Financial Considerations and Returns

What is the FIT?

The Feed In Tariff is a subsidy funded by a "levy” on all electricity consumers (you and me) which was introduced by the UK Government on the 1st April 2010 and designed to encourage the small scale generation of electricity from renewable or low carbon sources such as solar panels (PV), wind turbines, hydro power or anaerobic digestion.

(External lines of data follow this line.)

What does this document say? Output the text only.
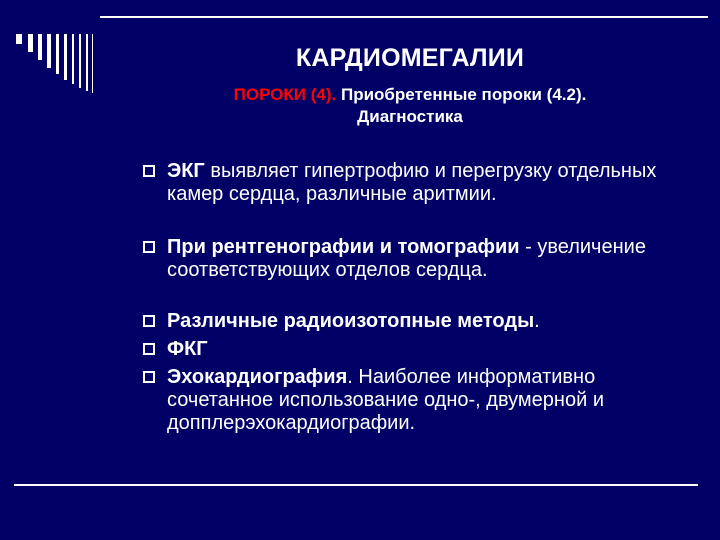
КАРДИОМЕГАЛИИ
ПОРОКИ (4). Приобретенные пороки (4.2).
Диагностика
ЭКГ выявляет гипертрофию и перегрузку отдельных камер сердца, различные аритмии.
При рентгенографии и томографии - увеличение соответствующих отделов сердца.
Различные радиоизотопные методы.
ФКГ
Эхокардиография. Наиболее информативно сочетанное использование одно-, двумерной и допплерэхокардиографии.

Having installed an eligible system with a total capacity of up to 50kWp the scheme provides you with three different financial returns:-

  1. A guaranteed minimum payment for all of the electricity you generate, whether you use it yourself or not for a period between 20 and 25 years.
  2. A additional guaranteed payment for 50% of the electricity you generate which it is assumed you will not use and therefore export to the national grid. (Systems below 30kWp and called deeming) OR A monthly payment from a Renewable Energy Company who will directly purchase the electricity you export. (Systems over 30kWp - Power Purchase Agreement)
  3. A saving of the equivalent purchase cost on the electricity that you generate and are able to use yourself in your home or business.

Notes:

  • The Feed In Tariff payable for Solar PV is guaranteed from the date of system registration. Depending on the date of installation the Feed In Tariff may be paid for the following 25 or 20 years.
  • The value of the Feed In Tariff is adjusted annually in line with inflation.
  • Systems with an installed capacity over 50 kWp are registered with OFGEM under a different process. (ROOFIT)
  • Electricity supply costs are forecast to continue to rise substantially over the coming years.
  • With the cost of installing Solar PV coming down and the cost of electricity going up, Solar Grid Parity (the point where the cost of generating electricity from Solar PV without a Feed In Tariff subsidy is the same as the cost of buying electricity which has been generated from gas, coal or other sources) is likely to be reached before 2020, and well before the end of the Feed In Tariff lifetime if you install now.

Installation Costs, Then and Now

With hindsight, the Feed In Tariff payments schedule introduced in April 2010 was set much too high. A 4 kWp system on a domestic house attracted a payment of £0.41 per unit of electricity generated guaranteed for 25 years and linked to the Retail Price Index. It is clear that this encouraged consumers to look only at the return from the Feed In Tariff and solar panel manufacturers and installers to charge much higher prices than they needed to and make very good profits without question.

By April 2012 the Feed In Tariffs had been substantially reduced and as you might expect the cost of solar panels and other equipment has been almost halved. With a weaker Euro making our imports cheaper (not good for our beef and lamb exports or Single Farm Payments) the costs have come down even more. The result is that the ROI (return on investment) on a solar PV installation today is almost exactly the same as it was in 2010- 2011.

Maximising Financial Returns

Whilst the cost of installing PV continues to fall, the cost of purchased electricity continues to increase. Farmers and others who have high electricity usage will especially benefit from installing solar PV where they can use most of the electricity they generate thus not only benefiting form the Feed In Tariff but also making substantial cost savings on their electricity bills. Poultry sheds, Dairy units, Grain and Potato stores all offer excellent financial returns from solar PV.

Static Caravan Parks where the site owner owns the electricity supply and then recharges each tenant with their metered electricity consumption can offer extremely good financial returns from a solar PV installation. In addition to the Feed In Tariff and any export payments the site owner is able to sell the solar PV generated electricity on to the tenants at a very good margin over cost.

Power Purchase Agreement

For Solar PV installations over 30kWp a Power Purchase Agreement with a "Green Energy” company is likely to provide the best return. Under this arrangement, in addition to your Generation meter, a half hourly Export meter is fitted to the installation to record exactly how much electricity you do not use and export to the National Grid. You are then paid for this amount at a value which is usually over 40% of the current price of wholesale electricity. This is in addition to the relevant Feed In Tariff, and the savings you make on electricity you generate and use yourself.

Selecting the right company and setting up a Power Purchase Agreement together with a Meter Operator and OFGEM registration is quite a complex process requiring some specialist knowledge. Westflight are experienced in this area and will undertake this as your Agent if required, and additionally service the contract on an annual basis if required.